Figgis was perhaps influenced by Roger Casement's earlier work on behalf of impoverished Connemara people when he lent his support to a campaign to ease the plight of those suffering food shortages on Achill in February 1918. He wrote a letter to the Irish Independent to explain that Sinn Féin had arranged for potatoes to be sent there, the Gaelic League had procured for him a supply of flour and a cheque donated by two ladies had ensured that "a portion of this flour is now being distributed free in cases of real indigence and need".
That same month, a humorous account of the guarding of ballot boxes for the South Armagh by-election, in which the Irish Party candidate easily defeated the Sinn Féin candidate, appeared in the Belfast News Letter. Apparently, not content that the ballot boxes locked in the strongroom at Newry Workhouse under police guard were fully safe, Sinn Féin supporters, led by Figgis, "carrying quantities of white tape and sealing wax, obtained permission to affix seals to the door of the strongroom and certain windows".
When the Redmondites heard what had happened, they did likewise, rendering the entrance doubly sealed. Still unhappy, the Sinn Féiners left four of their number behind to stand guard with the police. The episode reached a happy conclusion when the Redmondites followed suit, so that "eight politicians joined the armed policemen in their all-night vigil outside the strongroom".
On a more serious note, a wealthy English businessman, referring in 1917 to Irish deportees such as Figgis and future president Sean T. O'Kelly, remarked that "if gentlemen and men of culture like you can be shipped out of your country in this way without any charge, then there is something very wrong with the running of things in Ireland".
Several years later, in 1922, Figgis had some interesting points to make about unemployment which remain relevant today: "When men have been a certain length of time out of work. . .a despair is bred in them that is the most awful experience that man can know. That despair in time leads to vindictiveness. That vindictiveness leads in time to criminality in some cases, and sheer irresponsible destruction in others."
A poignant illustration that this was not perhaps confined to the ranks of the unemployed was made known to readers of the June 18th, 1922 issue of this paper when they learned that by several young men "acting under army orders" - ie, anti-Treaty republicans - had broken into Figgis's house and brutally cut off part of his beard.
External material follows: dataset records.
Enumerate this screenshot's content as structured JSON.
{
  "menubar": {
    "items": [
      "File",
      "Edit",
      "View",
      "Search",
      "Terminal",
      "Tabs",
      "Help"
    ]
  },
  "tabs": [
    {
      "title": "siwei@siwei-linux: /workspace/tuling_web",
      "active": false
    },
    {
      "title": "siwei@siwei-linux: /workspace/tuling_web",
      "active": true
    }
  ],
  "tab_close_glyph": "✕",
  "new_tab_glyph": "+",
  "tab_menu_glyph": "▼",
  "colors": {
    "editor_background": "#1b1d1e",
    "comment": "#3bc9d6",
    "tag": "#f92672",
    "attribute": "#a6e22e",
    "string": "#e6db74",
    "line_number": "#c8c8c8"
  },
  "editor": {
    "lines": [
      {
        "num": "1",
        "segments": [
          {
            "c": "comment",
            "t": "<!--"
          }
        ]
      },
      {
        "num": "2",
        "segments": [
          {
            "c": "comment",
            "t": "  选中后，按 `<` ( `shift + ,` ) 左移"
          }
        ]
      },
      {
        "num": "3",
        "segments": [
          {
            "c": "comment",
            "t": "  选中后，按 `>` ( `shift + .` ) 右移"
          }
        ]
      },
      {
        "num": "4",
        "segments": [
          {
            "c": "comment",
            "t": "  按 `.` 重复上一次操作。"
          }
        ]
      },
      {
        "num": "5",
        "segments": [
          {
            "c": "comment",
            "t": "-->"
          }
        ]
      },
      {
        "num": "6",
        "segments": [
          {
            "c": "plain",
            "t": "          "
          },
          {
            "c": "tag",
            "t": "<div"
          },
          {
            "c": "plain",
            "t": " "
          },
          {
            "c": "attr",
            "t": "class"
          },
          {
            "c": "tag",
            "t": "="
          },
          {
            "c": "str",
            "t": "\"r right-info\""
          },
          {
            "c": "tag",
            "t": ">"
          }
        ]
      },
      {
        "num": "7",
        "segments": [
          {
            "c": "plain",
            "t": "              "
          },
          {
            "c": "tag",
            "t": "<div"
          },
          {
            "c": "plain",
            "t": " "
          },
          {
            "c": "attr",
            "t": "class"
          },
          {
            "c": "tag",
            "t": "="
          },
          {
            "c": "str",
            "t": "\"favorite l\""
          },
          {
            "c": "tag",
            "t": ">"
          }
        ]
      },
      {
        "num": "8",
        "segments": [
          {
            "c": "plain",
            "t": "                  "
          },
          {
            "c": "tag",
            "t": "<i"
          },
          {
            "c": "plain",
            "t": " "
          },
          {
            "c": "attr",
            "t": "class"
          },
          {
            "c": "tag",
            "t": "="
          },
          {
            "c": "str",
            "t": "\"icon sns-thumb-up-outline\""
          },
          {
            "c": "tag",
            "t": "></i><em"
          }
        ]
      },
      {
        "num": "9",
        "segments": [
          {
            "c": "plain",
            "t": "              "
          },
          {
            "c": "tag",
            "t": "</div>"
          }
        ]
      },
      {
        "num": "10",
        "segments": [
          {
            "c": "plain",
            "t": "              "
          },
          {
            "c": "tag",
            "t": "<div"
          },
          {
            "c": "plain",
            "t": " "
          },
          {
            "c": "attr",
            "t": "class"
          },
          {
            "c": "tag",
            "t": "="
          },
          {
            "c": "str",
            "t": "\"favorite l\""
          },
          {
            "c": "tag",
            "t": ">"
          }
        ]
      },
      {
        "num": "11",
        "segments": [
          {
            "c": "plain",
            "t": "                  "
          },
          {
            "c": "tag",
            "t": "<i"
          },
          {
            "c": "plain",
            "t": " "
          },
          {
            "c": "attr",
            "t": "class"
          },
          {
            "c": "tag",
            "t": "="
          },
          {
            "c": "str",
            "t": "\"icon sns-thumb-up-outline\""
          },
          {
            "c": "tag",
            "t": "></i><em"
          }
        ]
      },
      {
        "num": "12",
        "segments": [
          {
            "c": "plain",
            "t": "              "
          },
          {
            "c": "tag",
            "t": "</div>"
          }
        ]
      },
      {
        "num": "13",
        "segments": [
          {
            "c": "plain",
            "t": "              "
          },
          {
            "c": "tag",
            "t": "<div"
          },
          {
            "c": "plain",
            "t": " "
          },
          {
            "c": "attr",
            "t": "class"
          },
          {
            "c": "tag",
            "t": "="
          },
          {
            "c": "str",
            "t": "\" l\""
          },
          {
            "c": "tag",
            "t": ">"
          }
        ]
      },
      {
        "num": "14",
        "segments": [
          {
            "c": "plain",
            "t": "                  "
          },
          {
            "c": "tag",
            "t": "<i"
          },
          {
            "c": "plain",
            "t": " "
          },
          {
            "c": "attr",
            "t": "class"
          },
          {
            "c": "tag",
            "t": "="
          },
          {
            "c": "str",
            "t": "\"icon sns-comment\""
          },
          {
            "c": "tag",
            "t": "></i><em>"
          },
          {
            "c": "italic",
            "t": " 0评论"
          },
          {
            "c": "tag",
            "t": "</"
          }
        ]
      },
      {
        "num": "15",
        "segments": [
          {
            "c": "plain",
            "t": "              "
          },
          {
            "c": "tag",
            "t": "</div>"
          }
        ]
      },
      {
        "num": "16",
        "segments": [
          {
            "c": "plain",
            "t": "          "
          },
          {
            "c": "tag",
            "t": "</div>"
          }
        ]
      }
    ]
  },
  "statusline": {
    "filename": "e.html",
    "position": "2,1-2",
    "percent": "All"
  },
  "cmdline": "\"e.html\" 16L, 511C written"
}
His wife, Millie, was so traumatised by this and other events of these troubled times that she took her own life in November 1923.
It is sad indeed to discover that in a memorandum stating how he wished his personal belongings to be disposed, Darrell Figgis wrote: "There are not many who will care to remember me." Sadder still is the fact that a subsequent relationship with a young dancing teacher named Rita North also ended in tragedy when she died following a miscarriage - a week before Figgis took his own life.
If only for the sake of acknowledging someone who was largely responsible for framing this State's first independent constitution, a biography of Darrell Figgis surely merits someone's attention.